IOMeter is clearly not the HM640JJ’s forte; the drive struggles to keep its head above water. The only drive it was able to beat handily was the age-old Seagate Momentus 7200.4 500GB and occasionally the Hitachi 7K500. It doesn’t even come close to the Western Digital Scorpio Black drives.
That said, this is not the end of the world for the HM640JJ – let’s see how it performs in our real-world StorageMark 2010 benchmarks.
StorageMark 2010 is our custom trace benchmark, designed to more accurately simulate the load a typical computer user would place on the drive.
In this test we include: playing one 720P HD movie in Media Player Classic, one 480P SD movie playing in VLC, three movies downloading simultaneously through iTunes, and one 1080i HDTV stream being recorded through Windows Media Center over a 15 minute period. Higher IOps and MB/s rates with lower latency times are preferred. In this trace we recorded 2,986MB being written to the drive and 1,924MB being read.
The HM640JJ does very well here, ranking third out of all the drives behind the Seagates. No drive is able to touch the Momentus XT, which has some advantage given it has a built-in 4GB SSD smart cache.
Our next real-life test covers disk activity in a gaming environment. Unlike the HTPC trace, this one relies heavily on the read performance of a drive. To give a simple breakdown of read/write percentages, the HTPC test is 64% write, 36% read, the Productivity test is 59% write and 41% read, while the gaming trace is 6% write and 94% read. The test consists of a Windows 7 Ultimate 64-bit system pre-configured with Steam, with Grand Theft Auto 4, Left 4 Dead 2, and Mass Effect 2 already downloaded and installed. The trace captures the heavy read activity of each game loading from the start, as well as textures as the game progresses. In this trace we recorded 426MB being written to the drive and 7,235MB being read.
Again the Seagate Momentus XT is untouchable, posting nearly double the scores of some drives. This test puts the HM640JJ smack in the middle. It is well behind the Western Digital Scorpio Black 500GB and comes within striking distance of the Seagate Momentus 750GB. Overall this test shows some weakness in the HM640JJ’s read performance. On the whole it is merely average.

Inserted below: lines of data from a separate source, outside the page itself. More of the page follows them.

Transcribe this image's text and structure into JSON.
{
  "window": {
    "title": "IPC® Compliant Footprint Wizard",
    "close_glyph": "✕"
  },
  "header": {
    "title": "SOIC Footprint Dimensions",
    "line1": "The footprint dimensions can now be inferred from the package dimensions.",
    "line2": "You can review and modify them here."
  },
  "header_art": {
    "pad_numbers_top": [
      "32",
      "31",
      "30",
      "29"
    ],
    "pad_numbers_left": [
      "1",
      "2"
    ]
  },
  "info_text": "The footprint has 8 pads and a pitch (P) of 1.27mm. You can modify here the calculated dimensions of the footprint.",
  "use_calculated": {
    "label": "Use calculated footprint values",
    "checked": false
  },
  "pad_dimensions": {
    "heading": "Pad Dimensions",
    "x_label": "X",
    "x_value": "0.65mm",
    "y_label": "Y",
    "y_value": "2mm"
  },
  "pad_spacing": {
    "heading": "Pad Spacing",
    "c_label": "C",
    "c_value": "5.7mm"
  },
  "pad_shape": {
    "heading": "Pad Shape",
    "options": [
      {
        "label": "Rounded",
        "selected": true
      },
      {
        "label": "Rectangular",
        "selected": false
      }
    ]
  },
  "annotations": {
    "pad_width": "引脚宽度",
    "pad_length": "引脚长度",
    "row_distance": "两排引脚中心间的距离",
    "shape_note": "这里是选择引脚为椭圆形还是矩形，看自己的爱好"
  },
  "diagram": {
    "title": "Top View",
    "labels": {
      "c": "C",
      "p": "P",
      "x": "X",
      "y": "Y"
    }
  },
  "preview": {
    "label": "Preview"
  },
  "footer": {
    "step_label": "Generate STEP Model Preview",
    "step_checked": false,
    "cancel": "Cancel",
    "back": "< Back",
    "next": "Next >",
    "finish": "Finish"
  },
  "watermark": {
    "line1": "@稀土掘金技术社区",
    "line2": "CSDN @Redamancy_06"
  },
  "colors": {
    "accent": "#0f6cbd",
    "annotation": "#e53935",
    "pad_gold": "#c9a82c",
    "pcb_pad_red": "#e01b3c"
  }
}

A common concern with 7200RPM drives is their power consumption and therefore their impact on battery life vs. a slower 5400RPM drive (and even other 7200RPM drives).
The HM640JJ is on the high side for power consumption amongst 7200RPM drives, drawing nearly one watt of power at idle. One of the lowest power consumption 2.5” drives currently on the market, the Hitachi TravelStar Z5K320, consumes 0.68W of power at idle or about 30% less. The HM640JJ’s read and write numbers are also higher though this is no surprise. None of the HM640JJ’s numbers are abnormal, though they are well above Samsung's rated specifications (see the Specifications section at the top of this article). Compared to the drives that come in most notebooks, the HM640JJ will not practically affect battery life.
The HM640JJ carries an industry-standard three-year limited warranty. Only Western Digital offers more than that: five years on its Scorpio Black series drives (the Blue series drives have three).
Samsung has a solid entry into the high-performance notebook hard drive market with the Spinpoint MP4. The HM640JJ version stayed competitive throughout our benchmarking process. Its main competitor, the Western Digital Scorpio Black 500GB, is a tad faster at random reads/writes and multitasking though the differences in real life are likely to be unnoticeable. Overall the HM640JJ produces consistently good performance and is well worth considering next to competing drives from Western Digital, Hitachi, and Seagate. Its large 640GB capacity is a big bonus (pun intended).
- Solid overall performance
- Stacks up to competitors
- Large 640GB capacity
- Falls behind in server-style disk load
Depending on the price, the HM640JJ might be your best bet for a high capacity, high performance notebook hard drive.